[Workshop] How to Build Great Data Science Projects - Part 1
  • Use this document as a guide and a template for conceptualizing, planning and working on your data science project. Use the “Create Doc” button above to start with a fresh copy of this doc. Feel free to delete any sections/explanation to streamline your doc. 

What is a Project?
For the purpose of this workshop, we’ll use the word project to refer to some original work that will require at least 20-30 hours of work and produce a substantial output in the form of one or more of these things: Jupyter notebook, code repository, project report, blog post, web application, presentation or video walkthrough.

What are the steps involved in building a great project?
  1. Finding a project topic/idea/domain
  1. Finding a dataset for your project
  1. Preparing an outline and setting deadlines
  1. Executing and iterating on your project
  1. Project Documentation & Presentation
  1. Showcasing your Project on your Resume/LinkedIn
  1. Maximizing your reach and improving your project

In Part 1 of this workshop, we’ll cover steps 1 to 4. Let’s get started!

Step 1: Finding a Project Topic/Idea/Domain

It’s OK to feel lost when you’re trying to figure out what topic you should build your next/first project on. Generally speaking, it should be approachable while being just a bit challenging, so that you can both complete the project and learn something.

What should be the topic of your project?

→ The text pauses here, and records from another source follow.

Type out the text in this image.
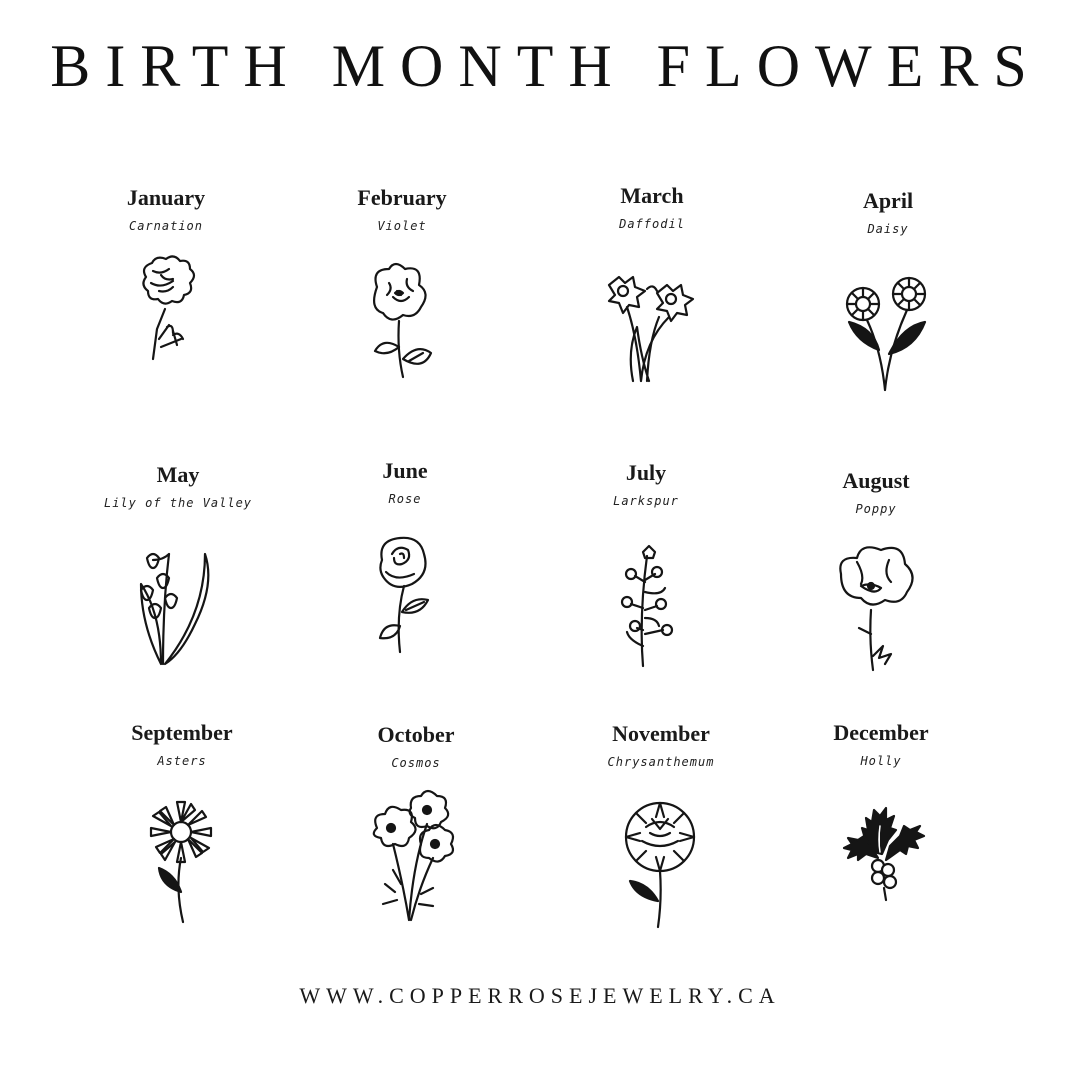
BIRTH MONTH FLOWERS
January
Carnation
February
Violet
March
Daffodil
April
Daisy
May
Lily of the Valley
June
Rose
July
Larkspur
August
Poppy
September
Asters
October
Cosmos
November
Chrysanthemum
December
Holly
WWW.COPPERROSEJEWELRY.CA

  • Something you have learned and want to practice e.g. Data Analysis with Python
  • For every course you take, you should have a project, ideally 2-3.
  • Something you are interested in learning e.g. scikit-learn, plotly etc.
  • It’s OK if you don’t already know the topics, you can learn while doing the project
  • Something that will fill a gap in your portfolio/Resume e.g. model deployment
  • Go through your Resume, or check out some job listings on LinkedIn 
  • Something interesting you came across and want to replicate with a different dataset

Topics for Projects in Data Science & Machine Learning

  • Exploratory Data Analysis of a dataset
  • Data Visualization with Seaborn, Plotly, Folium (maps)
  • Supervised machine learning (regression/classification) on tabular data 
  • Unsupervised machine learning (clustering/recommendations) on tabular data
  • Deep Learning on images (Computer vision) 
  • Deep Learning for natural language processing
  • Data cleaning and feature engineering
  • Reinforcement learning
  • Dataset creation using web scraping or official APIs
  • Model deployment using Flask & Heroku
  • Creating a web/mobile application powered by machine learning
  • Participating in a active/completed data science competition on Kaggle etc.
  • A practical tutorial on any topic related to machine learning
  • Implementing a paper on a different dataset
  • Create and publish a Python library with utilities, models, functions etc.
  • Apply any of the above to a specific domain e.g. energy, astronomy, Covid-19, 
Over the course of your learning journey, try to cover most, if not all of the above topics (a single project can cover multiple topics)

Inspiration for interesting projects

Whatever topic you have in mind, it’s quite likely that you can find projects done by others on the same topic. Look through 10-12 projects for inspiration before you finalize your topic.